You don't have to. Why? Because I went from this ridiculously self-conscious misfit to a girl totally comfortable in her skin, imperfect though it may be. I lied to myself. I said that people were always looking at me and judging me, when most people didn't even care that I existed. I said that I wasn't perfect unless I was the best at everything. I said that a mistake was fatal and could not be afforded. I said that no one would ever like me for who I was.
I was wrong.
And that admission changed my life. The next time I went to camp (albeit the mud and jeans sort), I wasn't concerned with fitting in. I was looking for friends, not trophies of my awesomeness. I was looking to serve God, not feed my feeble self-image.
I just got back from counseling a cabin of middle school girls who straightened their hair each morning, did the whole make-up thing, wore the brand names and worried about lake water in their hair. But that stuff, my former obsession, didn't even cross my mind. I wasn't concerned about not wearing short-shorts and tank tops, about facing the world make-up-less, about letting the lake water sit in my hair for an afternoon.
And I got so much done. I learned so much. And I made so many friends -- friends who thought I was the funniest thing ever, that I was adorable (especially when I caught laryngitis and talked like a sick frog), that I was trustworthy.
They thought I was pretty cool.
Isn't that just crazy?
But going beyond my anecdotal triumph: acceptance isn't everything. When you let yourself be defined by who accepts you and who doesn't, you will not be accepted...because deep down, you're not accepting yourself. I'm not a wheel on the whole self-esteem bandwagon; I think it misses the point in life (i.e. "Man's chief end is to glorify God," not score a 100% on the Superficial Happiness Exam). But this is different. This is a kind of humility, to open up the tight fist of fear and let people see that you're not perfect. That you're uncool. That -- wince -- you're different. And that -- gasp -- you're okay with that.
Funny story: I knew I was going to go far in life the second I didn't care if the girls in my cabin saw me with a bright blue toothpaste moustache at bedtime. Who cares if for a few minutes after teeth brushing I didn't look entirely put together? Before my purposed admission of confidence, I hesitated to brush my teeth in front of my own sisters, lest they see me in that uncouth moment when I'm in need of a hand towel and I die of embarrassment.
That's the kind of self-consciousness that we can laugh at...but I know the bigger sort, the perpetual awkward, out-of-place feeling.
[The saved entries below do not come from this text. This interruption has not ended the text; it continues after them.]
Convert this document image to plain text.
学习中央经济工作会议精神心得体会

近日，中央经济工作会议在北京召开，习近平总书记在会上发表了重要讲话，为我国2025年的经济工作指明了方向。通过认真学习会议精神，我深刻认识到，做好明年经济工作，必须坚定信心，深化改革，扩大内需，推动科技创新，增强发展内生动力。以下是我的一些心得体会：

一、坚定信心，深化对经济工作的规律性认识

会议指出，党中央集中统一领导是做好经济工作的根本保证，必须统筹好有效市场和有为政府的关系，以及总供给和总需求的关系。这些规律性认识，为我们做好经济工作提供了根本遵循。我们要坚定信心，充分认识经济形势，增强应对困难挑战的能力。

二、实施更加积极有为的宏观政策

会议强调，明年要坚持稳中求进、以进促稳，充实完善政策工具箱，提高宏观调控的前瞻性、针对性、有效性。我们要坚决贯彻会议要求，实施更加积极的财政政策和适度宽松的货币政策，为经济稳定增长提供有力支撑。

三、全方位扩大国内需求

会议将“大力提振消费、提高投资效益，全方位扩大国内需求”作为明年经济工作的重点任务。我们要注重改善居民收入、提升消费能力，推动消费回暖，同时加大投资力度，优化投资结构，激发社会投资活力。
There are so many reasons we feel like we don't fit in. Maybe you're the girl who has convictions that manifest themselves in outward ways -- you dress more conservatively, you limit the amount of make-up on your face, you go with simpler haircuts. Maybe you're the girl whose acne, freckles and/or big nose prohibits you from enjoying life to the fullest. Maybe you're the girl who is a klutz with the curling iron and couldn't put a fashionable outfit together to save your life. Maybe you're the girl who just feels like you're on a different rhythm with everyone, where even the smallest things like wearing a skirt on a day when everyone's wearing jeans (or vice versa) highlights your insecurity.
Or maybe you ace this game and are severe cases of all four, like me.
It's time to get over that. You don't have to care about what others think. Got that? Write it down and say it a hundred times until you believe it. We're living for an audience of One. Our purpose is grander than snaring a popular friend or looking infallible every second of our social lives. Our goal is outside looking cool and fitting in. It's so beyond the superficial outward appearances that seem to squelch every inner gem we've been given.
You've been given a personality, a life purpose, talents, gifts, quirks because God wanted you that way. Why? So you could serve Him to the fullest of your ability. If our main goal is to fit in, yes, start to trim yourself away into bland conformity. But if it's to glorify God, then cultivate those differences, those things that make you stand out, and focus on reaching outside of yourself and your self-image.
Trust me when I say this: life gets a lot easier after that.